I've been working with authentication systems lately and I'm basically seeing actions composed in two different ways.
In Model A, a form posts back to the action that rendered it, and if the form post is successful then the action redirects elsewhere. For example, account creation in Acts As Authenticated is like this:
View Action: account/signup View: views/account/signup.rhtml HTML Form Action: account/signup Psuedo Controller Code:
def signup if not form post render template else create new user if success redirect somewhere else re-render template with error message end end end
As you can see, this action is very similar to what a Controller#new/ Controller#create pair typically do, however the overall composition is using more of a "post back" technique.
Additionally, other methods in AAA--login, change_password, etc.-- follow this model as well.
In Model B, the flow of things is more RESTful.
View Action: users/new View: views/users/new.rhtml HTML Form Action: users/create Psuedo Controller Code:
def create create new user if success redirect somewhere else re-render action with error message end end
As you see, is the more traditional Controller#new/Controller#create pair model. In my view, this is the evolving best practice because it's more RESTful.
All that said, a few questions as I'm trying to get my head around authentication, but the thoughts are broadly applicable:
1) In authentication systems such as AAA, there is both an Account and User controller. But, there is no account model--both the User Controller and Account Controller act upon the User Model. This is what I am trying to get my head around: what is the philosophy or theory behind having two Controllers?
In Account, the actions are typically formulated using Model A whereas in User the actions are formulated using Model B. Again, why?
2) Where do actions like login, logout, forgot_password, change_password belong. Those would seemingly be actions that "act on" a User, but they're not RESTful (i.e. C, R, U or D). Perhaps this is why there is an Account Controller--it contains User actions that are not RESTful.

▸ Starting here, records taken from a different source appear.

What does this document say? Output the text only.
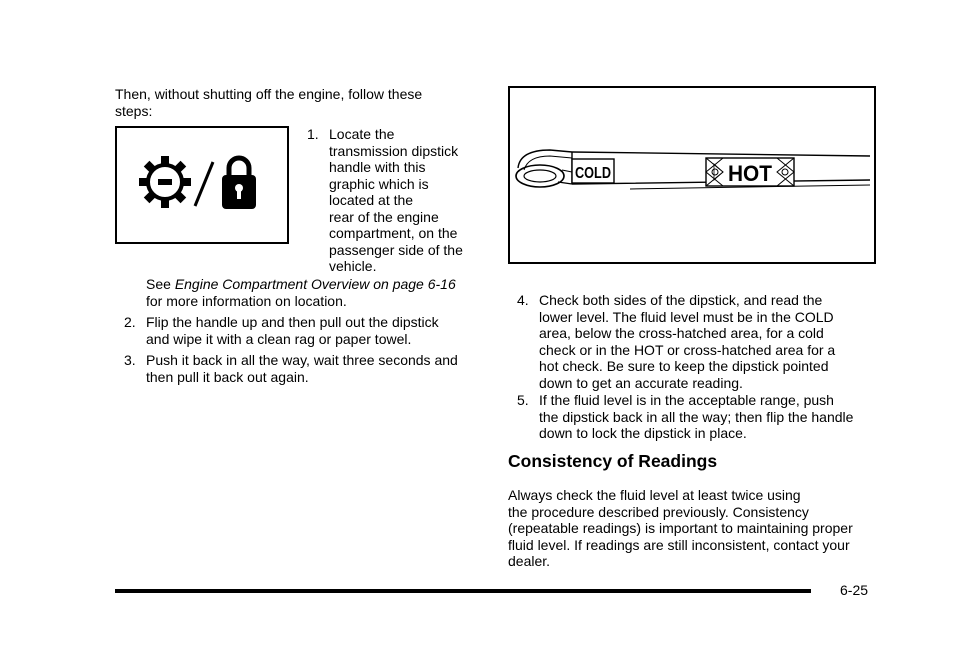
Then, without shutting off the engine, follow these steps:
1. Locate the
transmission dipstick
handle with this
graphic which is
located at the
rear of the engine
compartment, on the
passenger side of the
vehicle.
See Engine Compartment Overview on page 6-16
for more information on location.
2. Flip the handle up and then pull out the dipstick
and wipe it with a clean rag or paper towel.
3. Push it back in all the way, wait three seconds and
then pull it back out again.
COLD	HOT
4. Check both sides of the dipstick, and read the
lower level. The fluid level must be in the COLD
area, below the cross-hatched area, for a cold
check or in the HOT or cross-hatched area for a
hot check. Be sure to keep the dipstick pointed
down to get an accurate reading.
5. If the fluid level is in the acceptable range, push
the dipstick back in all the way; then flip the handle
down to lock the dipstick in place.
Consistency of Readings
Always check the fluid level at least twice using
the procedure described previously. Consistency
(repeatable readings) is important to maintaining proper
fluid level. If readings are still inconsistent, contact your
dealer.
6-25
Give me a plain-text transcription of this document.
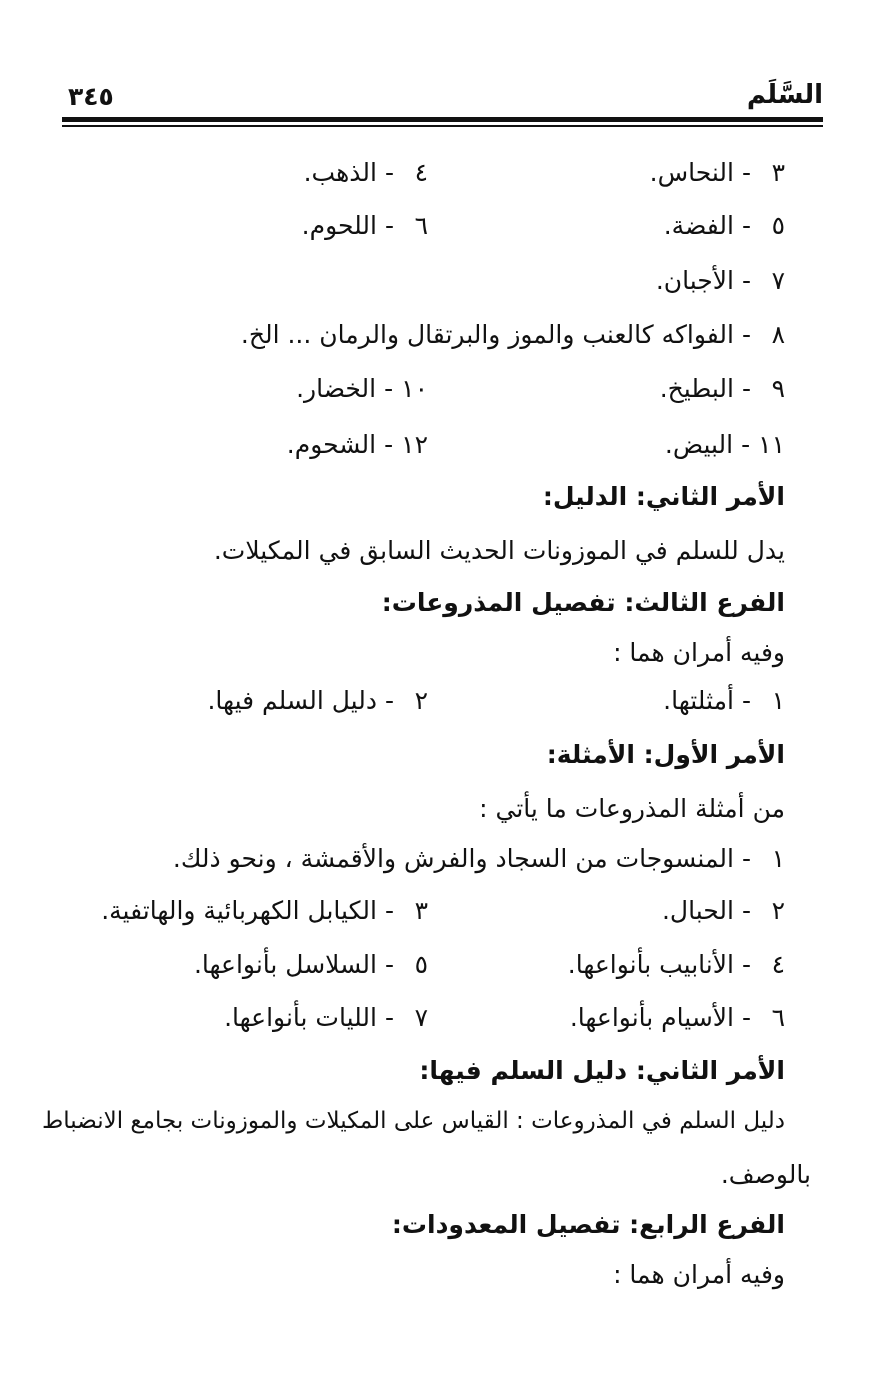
السَّلَم
٣٤٥
٣-النحاس.
٤-الذهب.
٥-الفضة.
٦-اللحوم.
٧-الأجبان.
٨-الفواكه كالعنب والموز والبرتقال والرمان ... الخ.
٩-البطيخ.
١٠-الخضار.
١١-البيض.
١٢-الشحوم.
الأمر الثاني: الدليل:
يدل للسلم في الموزونات الحديث السابق في المكيلات.
الفرع الثالث: تفصيل المذروعات:
وفيه أمران هما :
١-أمثلتها.
٢-دليل السلم فيها.
الأمر الأول: الأمثلة:
من أمثلة المذروعات ما يأتي :
١-المنسوجات من السجاد والفرش والأقمشة ، ونحو ذلك.
٢-الحبال.
٣-الكيابل الكهربائية والهاتفية.
٤-الأنابيب بأنواعها.
٥-السلاسل بأنواعها.
٦-الأسيام بأنواعها.
٧-الليات بأنواعها.
الأمر الثاني: دليل السلم فيها:
دليل السلم في المذروعات : القياس على المكيلات والموزونات بجامع الانضباط
بالوصف.
الفرع الرابع: تفصيل المعدودات:
وفيه أمران هما :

3) If the last sentence of #2 is true, then why does Account#signup exist? It seems to be a duplicate of the User#new/User#create pair (i.e. the C in CRUD). (In fact, this is what got me thinking about this whole topic: why does AAA implement both Account#signup and User#new/User#create?)
Bottom line: I'm trying to get my head around the role of the Account Controller, and the relationship between the Account Controller and User Controller. Underlying that question is a) I can't make up my mind if I should have both Account and User, or just User, b) if I have both, then which actions belong in each, and c) which composition model from above is the appropriate best practice.
I hope I've expressed all that clearly...thoughts??